Despite this, all of my teachers insist that dy/dx is not a ratio, it is just a symbol for the gradient or for the derivative of y with respect to x that can't be split up and manipulated like a normal fraction can be. 
On a side note, the symbol d/dx (y) to mean "differentiate y with respect to x" confuses me too, as i thought that dy and dx were atomic symbols, but this notation splits up d and y even further.
 A: Because $\frac{\mathrm{d}y}{\mathrm{d}x}$ is not a ratio of numbers, variables, number-valued functions, or any other familiar sort of thing.
Instead, it's a ratio of a different type of object called a "differential form", but this object is usually not (explicitly) introduced in the introductory setting.
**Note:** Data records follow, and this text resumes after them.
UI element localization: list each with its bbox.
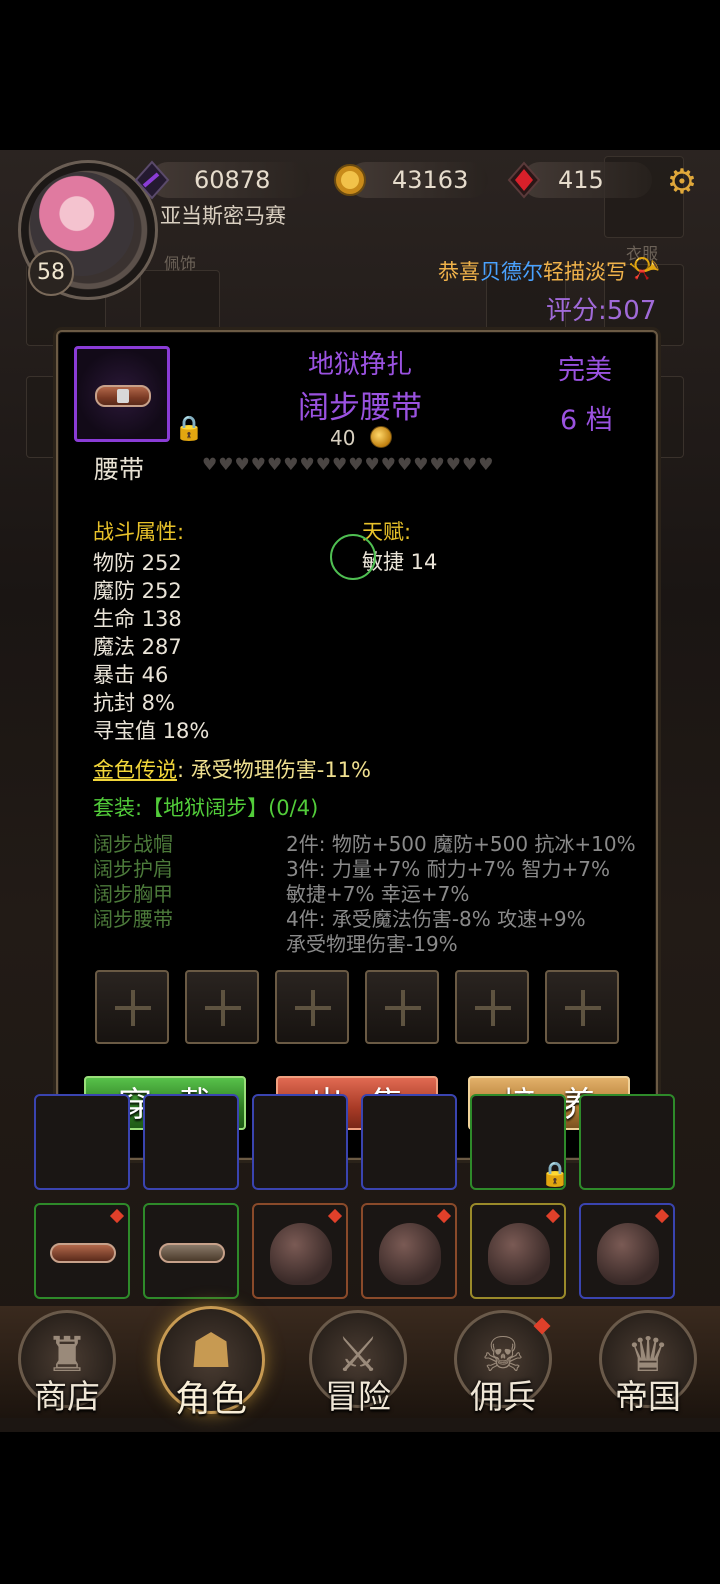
heart-icon: ♥	[364, 455, 380, 475]
gem-socket-add[interactable]	[275, 970, 349, 1044]
gear-icon[interactable]: ⚙	[664, 164, 700, 200]
gem-socket-add[interactable]	[365, 970, 439, 1044]
new-item-dot	[436, 1208, 452, 1224]
gem-socket-add[interactable]	[185, 970, 259, 1044]
crystal-counter: 60878	[134, 160, 310, 200]
stat-line: 寻宝值 18%	[93, 719, 210, 743]
marquee-prefix: 恭喜	[438, 260, 480, 284]
gold-counter: 43163	[334, 162, 488, 198]
stat-line: 暴击 46	[93, 663, 169, 687]
level-badge: 58	[28, 250, 74, 296]
new-item-dot	[654, 1208, 670, 1224]
legend-effect: 金色传说: 承受物理伤害-11%	[93, 754, 371, 784]
nav-character-label: 角色	[174, 1379, 247, 1420]
heart-icon: ♥	[299, 455, 315, 475]
inventory-slot[interactable]	[34, 1203, 130, 1299]
nav-shop-label: 商店	[34, 1377, 100, 1416]
heart-icon: ♥	[348, 455, 364, 475]
heart-icon: ♥	[332, 455, 348, 475]
new-item-dot	[327, 1208, 343, 1224]
heart-icon: ♥	[397, 455, 413, 475]
inventory-slot[interactable]	[143, 1203, 239, 1299]
helmet-icon	[597, 1223, 659, 1285]
equip-slot-label-accessory: 佩饰	[164, 254, 197, 273]
stat-line: 物防 252	[93, 551, 182, 575]
announcement-marquee: 恭喜贝德尔轻描淡写	[438, 256, 627, 286]
legend-title[interactable]: 金色传说	[93, 758, 177, 782]
gem-value: 415	[558, 166, 604, 194]
heart-icon: ♥	[218, 455, 234, 475]
inventory-slot[interactable]	[252, 1203, 348, 1299]
inventory-slot[interactable]	[361, 1203, 457, 1299]
enhance-hearts: ♥ ♥ ♥ ♥ ♥ ♥ ♥ ♥ ♥ ♥ ♥ ♥ ♥ ♥ ♥ ♥ ♥ ♥	[202, 455, 552, 475]
gem-socket-add[interactable]	[545, 970, 619, 1044]
stat-line: 魔法 287	[93, 635, 182, 659]
nav-empire-label: 帝国	[615, 1377, 681, 1416]
heart-icon: ♥	[478, 455, 494, 475]
gem-counter: 415	[507, 161, 652, 199]
stat-line: 魔防 252	[93, 579, 182, 603]
suit-title: 套装:【地狱阔步】(0/4)	[93, 796, 319, 820]
heart-icon: ♥	[283, 455, 299, 475]
combat-stats-title: 战斗属性:	[93, 520, 185, 544]
inventory-slot[interactable]	[579, 1094, 675, 1190]
gold-coin-icon	[334, 164, 366, 196]
marquee-suffix: 轻描淡写	[543, 260, 627, 284]
heart-icon: ♥	[315, 455, 331, 475]
belt-icon	[159, 1243, 225, 1263]
heart-icon: ♥	[429, 455, 445, 475]
new-item-dot	[545, 1208, 561, 1224]
suit-piece: 阔步腰带	[93, 907, 173, 931]
heart-icon: ♥	[380, 455, 396, 475]
ruby-icon	[507, 161, 541, 199]
inventory-slot[interactable]	[470, 1203, 566, 1299]
horn-icon[interactable]: 📯	[628, 254, 660, 284]
inventory-slot[interactable]	[579, 1203, 675, 1299]
crystal-icon	[134, 160, 170, 200]
nav-adventure-label: 冒险	[325, 1377, 391, 1416]
heart-icon: ♥	[202, 455, 218, 475]
item-set-name: 地狱挣扎	[307, 350, 412, 380]
helmet-icon	[270, 1223, 332, 1285]
score-label: 评分:507	[546, 296, 657, 326]
heart-icon: ♥	[413, 455, 429, 475]
crystal-value: 60878	[194, 166, 271, 194]
helmet-icon	[488, 1223, 550, 1285]
item-slot-type: 腰带	[94, 455, 145, 484]
inventory-slot[interactable]	[143, 1094, 239, 1190]
item-grade: 6 档	[560, 405, 613, 436]
touch-indicator	[330, 534, 376, 580]
suit-bonus: 承受物理伤害-19%	[286, 932, 458, 956]
heart-icon: ♥	[462, 455, 478, 475]
inventory-slot[interactable]	[252, 1094, 348, 1190]
stat-line: 抗封 8%	[93, 691, 175, 715]
item-quality: 完美	[558, 355, 612, 386]
heart-icon: ♥	[445, 455, 461, 475]
gold-value: 43163	[392, 166, 469, 194]
level-coin-icon	[370, 426, 392, 448]
heart-icon: ♥	[267, 455, 283, 475]
gem-socket-add[interactable]	[455, 970, 529, 1044]
heart-icon: ♥	[234, 455, 250, 475]
belt-icon	[50, 1243, 116, 1263]
legend-text: : 承受物理伤害-11%	[177, 758, 372, 782]
lock-icon: 🔒	[540, 1160, 570, 1188]
nav-mercenary-label: 佣兵	[470, 1377, 536, 1416]
heart-icon: ♥	[250, 455, 266, 475]
inventory-slot[interactable]	[361, 1094, 457, 1190]
helmet-icon	[379, 1223, 441, 1285]
gem-socket-add[interactable]	[95, 970, 169, 1044]
marquee-player: 贝德尔	[480, 260, 543, 284]
inventory-slot[interactable]	[34, 1094, 130, 1190]
required-level: 40	[330, 426, 356, 450]
new-item-dot	[109, 1208, 125, 1224]
player-name: 亚当斯密马赛	[160, 204, 286, 228]
stat-line: 生命 138	[93, 607, 182, 631]
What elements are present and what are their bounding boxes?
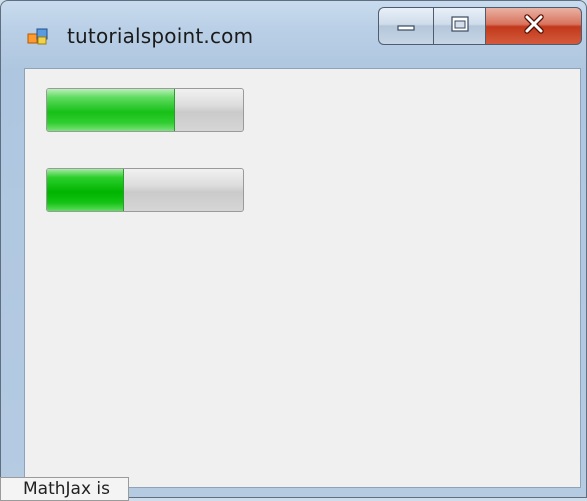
caption-buttons — [378, 7, 582, 45]
maximize-icon — [449, 14, 471, 38]
progress-bar-fill — [47, 89, 176, 131]
maximize-button[interactable] — [433, 7, 485, 45]
status-message: MathJax is — [0, 477, 129, 501]
progress-bar-2 — [46, 168, 244, 212]
close-button[interactable] — [485, 7, 582, 45]
app-window: tutorialspoint.com — [0, 0, 587, 498]
window-title: tutorialspoint.com — [67, 24, 254, 48]
close-icon — [521, 14, 547, 38]
minimize-icon — [395, 17, 417, 36]
progress-bar-1 — [46, 88, 244, 132]
windows-form-icon — [27, 27, 49, 47]
progress-bar-fill — [47, 169, 125, 211]
minimize-button[interactable] — [378, 7, 433, 45]
form-client-area — [24, 68, 581, 488]
status-message-text: MathJax is — [22, 479, 110, 499]
title-bar[interactable]: tutorialspoint.com — [1, 1, 586, 63]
However, the result of the ratio is a familiar sort of thing, and so you can be taught how to work with it without ever discussing the new kind of object. Doing so means that you have to treat $\frac{\mathrm{d}y}{\mathrm{d}x}$ as a whole.
You learn algebraic identities that mimic some of the properties of ratios — it is those algebraic identities you are using when you do arithmetic with these things.
Incidentally, your idea of multiplying the ratios so you can cancel out a common factor doesn't work with differential forms either: you can't multiply $\mathrm{d}y$ with $\mathrm{d}u$ in any familiar sort of way. Proving that $\frac{\mathrm{d}y}{\mathrm{d}u} \frac{\mathrm{d}u}{\mathrm{d}x} = \frac{\mathrm{d}y}{\mathrm{d}x}$ must be done in a totally different way, which basically boils down arguing that this equation must hold if it holds when you multiply both sides by $\mathrm{d}x$, and using a different arithmetic rule to simplify that product, namely $\frac{\mathrm{d}s}{\mathrm{d}t} \mathrm{d}t = \mathrm{d}u$.